For intersex people or people with differences of sexual development, the effect on fertility depends on the specifics of the medical condition. But there are some larger concepts we can talk about. First — being intersex does not automatically mean a person has no fertility. Many of the intersex medical conditions do result in lower fertility. The potential treatment depends on what’s actually causing the low fertility.

  • If the ovary/testis itself is considered “abnormal” (e.g., a mosaic ovary), the effect on fertility is often failure of the ovary/testis. In this case, there’s little that modern medicine can do. The person can try the experimental preservation technique of harvesting and freezing ovarian/testicular tissue, but that’s an experimental technique.
  • If the root cause is hormonal (e.g., congenital adrenal hyperplasia), then it’s possible that sperm/eggs can be harvested. Hormonal treatment may also help fertility.
  • If the root cause is a higher risk of ovarian/testicular cancer, fertility preservation depends on whether the person is pre- or post- puberty. Treatment for an ovary/testicle that has a high risk of becoming cancerous is removal of that ovary/testicle. So if the person has already gone through puberty and is about to have the organ removed, sperm/eggs can be harvested before. If they are pre-pubertal, they can try the experimental technique of freezing the tissue.

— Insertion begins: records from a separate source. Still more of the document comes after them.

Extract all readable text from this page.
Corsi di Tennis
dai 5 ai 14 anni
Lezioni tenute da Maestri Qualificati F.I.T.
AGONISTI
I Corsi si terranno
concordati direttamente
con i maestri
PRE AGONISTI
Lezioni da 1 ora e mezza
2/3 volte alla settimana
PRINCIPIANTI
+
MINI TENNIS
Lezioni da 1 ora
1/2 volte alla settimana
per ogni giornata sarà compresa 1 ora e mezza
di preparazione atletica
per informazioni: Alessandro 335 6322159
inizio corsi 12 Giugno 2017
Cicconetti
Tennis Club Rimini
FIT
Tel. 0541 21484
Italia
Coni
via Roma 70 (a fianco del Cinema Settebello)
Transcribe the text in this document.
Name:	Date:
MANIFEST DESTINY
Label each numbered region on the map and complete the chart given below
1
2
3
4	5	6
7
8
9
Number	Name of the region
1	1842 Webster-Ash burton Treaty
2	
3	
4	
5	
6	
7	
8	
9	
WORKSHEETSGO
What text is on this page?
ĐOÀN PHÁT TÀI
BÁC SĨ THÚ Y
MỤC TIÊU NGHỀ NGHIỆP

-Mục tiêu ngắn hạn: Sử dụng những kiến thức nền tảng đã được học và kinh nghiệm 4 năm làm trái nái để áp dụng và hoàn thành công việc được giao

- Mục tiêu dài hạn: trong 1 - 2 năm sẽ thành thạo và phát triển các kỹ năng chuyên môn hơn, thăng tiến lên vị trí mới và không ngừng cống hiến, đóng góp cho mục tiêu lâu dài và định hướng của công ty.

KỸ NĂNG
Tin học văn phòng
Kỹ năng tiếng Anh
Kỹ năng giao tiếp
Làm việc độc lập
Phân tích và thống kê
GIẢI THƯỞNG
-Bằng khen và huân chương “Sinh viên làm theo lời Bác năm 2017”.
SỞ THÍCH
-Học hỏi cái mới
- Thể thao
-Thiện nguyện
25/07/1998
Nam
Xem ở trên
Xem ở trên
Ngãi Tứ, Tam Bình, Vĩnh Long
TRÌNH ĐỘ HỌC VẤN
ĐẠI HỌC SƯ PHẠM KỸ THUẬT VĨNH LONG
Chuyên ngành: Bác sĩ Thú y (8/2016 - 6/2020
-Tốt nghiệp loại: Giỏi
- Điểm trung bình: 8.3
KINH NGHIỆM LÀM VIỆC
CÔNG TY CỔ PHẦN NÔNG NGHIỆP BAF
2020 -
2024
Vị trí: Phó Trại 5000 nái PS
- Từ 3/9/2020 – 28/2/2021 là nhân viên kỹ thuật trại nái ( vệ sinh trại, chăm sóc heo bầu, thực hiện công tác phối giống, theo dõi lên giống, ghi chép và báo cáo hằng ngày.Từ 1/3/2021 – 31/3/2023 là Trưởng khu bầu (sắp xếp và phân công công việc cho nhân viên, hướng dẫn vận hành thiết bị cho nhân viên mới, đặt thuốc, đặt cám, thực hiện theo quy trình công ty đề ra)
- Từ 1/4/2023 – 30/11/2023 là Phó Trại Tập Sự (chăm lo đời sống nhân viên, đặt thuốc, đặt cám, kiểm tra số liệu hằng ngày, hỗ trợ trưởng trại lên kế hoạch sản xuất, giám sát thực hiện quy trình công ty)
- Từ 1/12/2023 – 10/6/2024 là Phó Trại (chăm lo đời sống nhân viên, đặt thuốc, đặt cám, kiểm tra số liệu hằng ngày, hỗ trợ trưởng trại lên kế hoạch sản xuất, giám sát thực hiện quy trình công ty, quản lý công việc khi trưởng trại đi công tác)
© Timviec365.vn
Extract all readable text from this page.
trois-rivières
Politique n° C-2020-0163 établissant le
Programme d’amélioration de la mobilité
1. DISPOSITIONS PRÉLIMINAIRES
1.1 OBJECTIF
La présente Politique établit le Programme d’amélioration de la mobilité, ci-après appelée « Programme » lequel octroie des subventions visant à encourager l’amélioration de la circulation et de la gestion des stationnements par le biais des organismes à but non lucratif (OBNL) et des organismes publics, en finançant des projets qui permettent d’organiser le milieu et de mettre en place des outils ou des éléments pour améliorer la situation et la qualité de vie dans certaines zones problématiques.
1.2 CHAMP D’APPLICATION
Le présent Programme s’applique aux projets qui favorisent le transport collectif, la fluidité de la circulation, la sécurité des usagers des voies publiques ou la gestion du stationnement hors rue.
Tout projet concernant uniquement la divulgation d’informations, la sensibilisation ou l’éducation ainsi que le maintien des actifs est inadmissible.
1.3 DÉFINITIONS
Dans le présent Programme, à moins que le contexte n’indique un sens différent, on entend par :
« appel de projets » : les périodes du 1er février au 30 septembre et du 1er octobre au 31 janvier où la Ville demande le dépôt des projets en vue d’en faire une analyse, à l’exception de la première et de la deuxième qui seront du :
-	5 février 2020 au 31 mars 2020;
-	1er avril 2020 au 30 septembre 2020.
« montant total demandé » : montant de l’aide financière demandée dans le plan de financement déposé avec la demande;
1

Genetic counseling may also be useful for intersex people, as some differences of sexual development conditions are genetic and can be passed down to biological children. Intersex people should receive fertility counseling from physicians knowledgeable in their particular condition at as young an age as possible to maximize their options.

Lastly — never forget that having biological children isn’t the only way to have children. Adoption, fostering, and co-parenting are all wonderful things and are not any less valid ways to have children than having a biological one. If the laws in your state allow, consider adopting, fostering, or co-parenting.